It’s sort of hard to believe Texas is putting a constitutional amendment proposal on the ballot to forbid an income tax.
The constitution, since 1993, already forbids an income tax — unless it is approved by a majority of Texas voters in a referendum. So why is this additional prohibition needed?
In its defense, the newly proposed constitutional amendment raises the bar still higher against an income tax.
Here’s how the current constitutional prohibition came about:
In March 1991, two months into a new legislative session, newly elected Democratic Lt. Gov. Bob Bullock was at a gathering of newspaper editors and publishers at the governor’s mansion. They were guests of the mansion’s newest inhabitant, Democratic Gov. Ann Richards, who like Bullock had been elected in 1990.
Bullock, the former state comptroller — tax collector — for 16 years before being elected lieutenant governor, blurted to the group that Texas really needed an income tax.
This wasn’t exactly music to Gov. Richards’ ears. While an income tax had not been actively opposed by Richards during her campaign, she answered questions about it by saying she didn’t think one was necessary.
But Bullock raising the subject at all gave Richards yet another thing to deal with in what already promised to be a difficult first legislative session for the new governor.

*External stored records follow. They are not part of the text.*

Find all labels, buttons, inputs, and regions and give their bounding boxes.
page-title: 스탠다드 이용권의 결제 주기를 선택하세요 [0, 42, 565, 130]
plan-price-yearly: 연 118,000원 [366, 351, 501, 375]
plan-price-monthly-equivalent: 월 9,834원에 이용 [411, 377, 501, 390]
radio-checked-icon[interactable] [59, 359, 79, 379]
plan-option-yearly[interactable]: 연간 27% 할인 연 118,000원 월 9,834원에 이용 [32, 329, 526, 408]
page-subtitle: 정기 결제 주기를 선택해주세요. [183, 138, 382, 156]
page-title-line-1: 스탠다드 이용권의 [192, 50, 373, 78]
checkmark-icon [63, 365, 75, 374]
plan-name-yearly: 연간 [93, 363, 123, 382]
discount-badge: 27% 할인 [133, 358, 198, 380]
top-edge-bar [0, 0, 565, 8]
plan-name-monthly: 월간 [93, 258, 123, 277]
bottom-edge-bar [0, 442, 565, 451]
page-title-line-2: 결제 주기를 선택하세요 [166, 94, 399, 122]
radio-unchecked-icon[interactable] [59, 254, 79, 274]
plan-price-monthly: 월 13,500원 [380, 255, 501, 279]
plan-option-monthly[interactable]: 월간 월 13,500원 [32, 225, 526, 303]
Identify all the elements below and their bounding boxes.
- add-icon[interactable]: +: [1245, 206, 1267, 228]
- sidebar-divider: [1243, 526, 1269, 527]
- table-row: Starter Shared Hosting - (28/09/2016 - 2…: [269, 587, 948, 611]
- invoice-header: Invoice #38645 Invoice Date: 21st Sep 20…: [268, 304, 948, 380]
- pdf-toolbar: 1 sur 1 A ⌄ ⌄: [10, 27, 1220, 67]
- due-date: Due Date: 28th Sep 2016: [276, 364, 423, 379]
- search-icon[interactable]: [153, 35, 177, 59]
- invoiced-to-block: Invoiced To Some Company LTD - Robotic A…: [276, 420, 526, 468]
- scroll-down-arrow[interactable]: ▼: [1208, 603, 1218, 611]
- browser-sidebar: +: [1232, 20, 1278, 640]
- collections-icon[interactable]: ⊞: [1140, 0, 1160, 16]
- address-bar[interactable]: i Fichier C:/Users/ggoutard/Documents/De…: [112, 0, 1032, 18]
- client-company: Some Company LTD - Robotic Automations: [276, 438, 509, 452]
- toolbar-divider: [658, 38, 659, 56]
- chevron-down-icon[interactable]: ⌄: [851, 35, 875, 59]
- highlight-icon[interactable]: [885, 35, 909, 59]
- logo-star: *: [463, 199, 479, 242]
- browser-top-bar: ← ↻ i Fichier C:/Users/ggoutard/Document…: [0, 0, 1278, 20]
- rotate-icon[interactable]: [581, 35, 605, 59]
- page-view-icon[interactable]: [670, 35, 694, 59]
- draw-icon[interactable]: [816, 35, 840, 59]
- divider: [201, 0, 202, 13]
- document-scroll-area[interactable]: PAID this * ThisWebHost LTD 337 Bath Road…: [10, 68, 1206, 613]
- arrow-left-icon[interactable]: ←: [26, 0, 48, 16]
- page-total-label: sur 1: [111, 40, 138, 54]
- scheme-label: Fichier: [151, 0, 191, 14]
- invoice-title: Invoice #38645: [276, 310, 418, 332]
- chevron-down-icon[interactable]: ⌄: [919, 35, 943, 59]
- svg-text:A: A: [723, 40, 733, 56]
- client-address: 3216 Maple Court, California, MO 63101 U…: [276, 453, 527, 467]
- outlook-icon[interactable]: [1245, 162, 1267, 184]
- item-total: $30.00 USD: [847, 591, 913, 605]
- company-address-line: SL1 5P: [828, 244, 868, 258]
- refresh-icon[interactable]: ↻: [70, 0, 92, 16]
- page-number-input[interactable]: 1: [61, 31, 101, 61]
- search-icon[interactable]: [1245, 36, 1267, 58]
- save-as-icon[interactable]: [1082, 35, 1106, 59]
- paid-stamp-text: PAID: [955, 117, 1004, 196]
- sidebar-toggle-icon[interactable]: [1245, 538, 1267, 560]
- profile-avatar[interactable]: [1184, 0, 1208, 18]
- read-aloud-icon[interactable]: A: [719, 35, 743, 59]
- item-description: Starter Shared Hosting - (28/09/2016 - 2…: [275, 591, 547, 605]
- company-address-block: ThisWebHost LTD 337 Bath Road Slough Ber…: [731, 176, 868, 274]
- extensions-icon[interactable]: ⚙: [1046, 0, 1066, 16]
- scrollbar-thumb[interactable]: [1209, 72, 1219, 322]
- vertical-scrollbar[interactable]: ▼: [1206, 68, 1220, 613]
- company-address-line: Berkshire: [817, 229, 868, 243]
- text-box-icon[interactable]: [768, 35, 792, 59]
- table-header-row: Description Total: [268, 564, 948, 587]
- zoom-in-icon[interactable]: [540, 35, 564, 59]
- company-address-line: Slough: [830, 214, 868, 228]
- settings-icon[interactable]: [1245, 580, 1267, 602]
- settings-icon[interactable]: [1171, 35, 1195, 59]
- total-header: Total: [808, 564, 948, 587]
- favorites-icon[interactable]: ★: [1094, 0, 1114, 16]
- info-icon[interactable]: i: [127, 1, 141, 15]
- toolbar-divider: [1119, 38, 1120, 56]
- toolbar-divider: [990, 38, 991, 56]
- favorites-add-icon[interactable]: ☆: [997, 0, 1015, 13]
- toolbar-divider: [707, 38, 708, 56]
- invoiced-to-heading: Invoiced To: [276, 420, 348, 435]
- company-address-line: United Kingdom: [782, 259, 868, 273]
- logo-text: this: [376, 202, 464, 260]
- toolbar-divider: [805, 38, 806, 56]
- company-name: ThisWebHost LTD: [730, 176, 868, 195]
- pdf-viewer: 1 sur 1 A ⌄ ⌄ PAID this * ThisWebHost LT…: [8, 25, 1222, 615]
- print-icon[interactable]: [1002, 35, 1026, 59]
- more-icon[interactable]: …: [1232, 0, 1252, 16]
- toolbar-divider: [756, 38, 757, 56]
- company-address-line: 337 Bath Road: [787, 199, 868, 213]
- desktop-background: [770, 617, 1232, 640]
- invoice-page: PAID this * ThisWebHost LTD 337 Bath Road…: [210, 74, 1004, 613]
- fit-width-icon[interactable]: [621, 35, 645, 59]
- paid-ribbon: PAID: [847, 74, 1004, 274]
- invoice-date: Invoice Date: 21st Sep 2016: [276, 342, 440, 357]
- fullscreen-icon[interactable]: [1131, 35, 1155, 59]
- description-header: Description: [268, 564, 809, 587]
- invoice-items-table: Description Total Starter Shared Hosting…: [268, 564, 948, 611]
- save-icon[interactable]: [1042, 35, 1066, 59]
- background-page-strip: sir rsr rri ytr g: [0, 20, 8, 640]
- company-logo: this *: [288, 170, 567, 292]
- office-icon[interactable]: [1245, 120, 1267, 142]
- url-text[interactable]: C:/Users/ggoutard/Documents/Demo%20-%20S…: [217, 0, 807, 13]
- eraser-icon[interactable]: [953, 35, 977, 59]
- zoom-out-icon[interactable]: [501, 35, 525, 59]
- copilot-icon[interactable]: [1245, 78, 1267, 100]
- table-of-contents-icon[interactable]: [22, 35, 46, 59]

As might be expected, the income tax idea wasn’t greeted with much enthusiasm. In a state that had long considered such a prospect ridiculous, any support quickly fizzled.
They stumbled through that session, scrambling for funds to get through a recession. One revenue producer added was increasing the gasoline tax from 15 cents a gallon to 20. Three-fourths of the tax goes to transportation, the rest to public education — both of which needed the money.
But the growing Republican Party was ramping up to run against Bullock in 1994, including plans to attack him on the income tax and to advocate for a constitutional amendment to outlaw it.
So in the 1993 legislative session, Bullock — with the advice and counsel of his new chief of staff, former State Rep. Bruce Gibson — came up with an idea: Why not steal the income tax issue from the Republicans by proposing our own constitutional amendment against one?
But rather than just write into the constitution a flat prohibition against an income tax, how about requiring instead that voters would first have to approve it in a statewide referendum?
That would give Bullock protection in his 1994 re-election effort to the charge he had favored an income tax. How could you attack him for that when he had pushed a constitutional amendment to put a tall hurdle in its path?
Bullock pushed the referendum idea in the 1993 legislative session, including that if it were passed, its proceeds would go to support education and property tax relief.
And sure enough, the Legislature bought it and put it on the ballot. In the November election, it passed 775,822 to 343,638 – more than a 2-1 ratio. And Bullock was handily re-elected, even while Richards lost to Republican George W. Bush.
But the genius of the idea was that after Bullock’s amendment passed, it meant it would be less difficult to pass an income tax than it would if it were just a straight constitutional ban, without the referendum.
The way the constitutional provision is written, to put a proposed income tax before the people would require just a majority vote from both the House and Senate.
Without that referendum, to get an income tax approved if a strict prohibition had been written into the constitution would take a two-thirds vote in both the House and Senate, rather than a simple majority, to propose the amendment to the public.
In tax-shy Texas, that’s a big difference.
But, that’s what the House and Senate have proposed to institute. And if Texas voters want to make it even more difficult to leave at least some chance for another revenue source if they need it, they can vote against the amendment on Nov. 5.
One additional worry ... Some legislators warned there is vagueness in the constitutional amendment proposal over the definition of the word “individual.”
They say the use of that term can be expanded to include businesses, which could endanger the collection of the $8 billion from the franchise tax that currently goes to education.
They recommended using the term “natural persons,” which is used throughout the constitution’s section on taxation, instead of “individual,” which might be subject to legal challenges over taxing businesses.
But the authors turned them down, saying it was too late in the legislative session to get such changes made in both the Senate and House.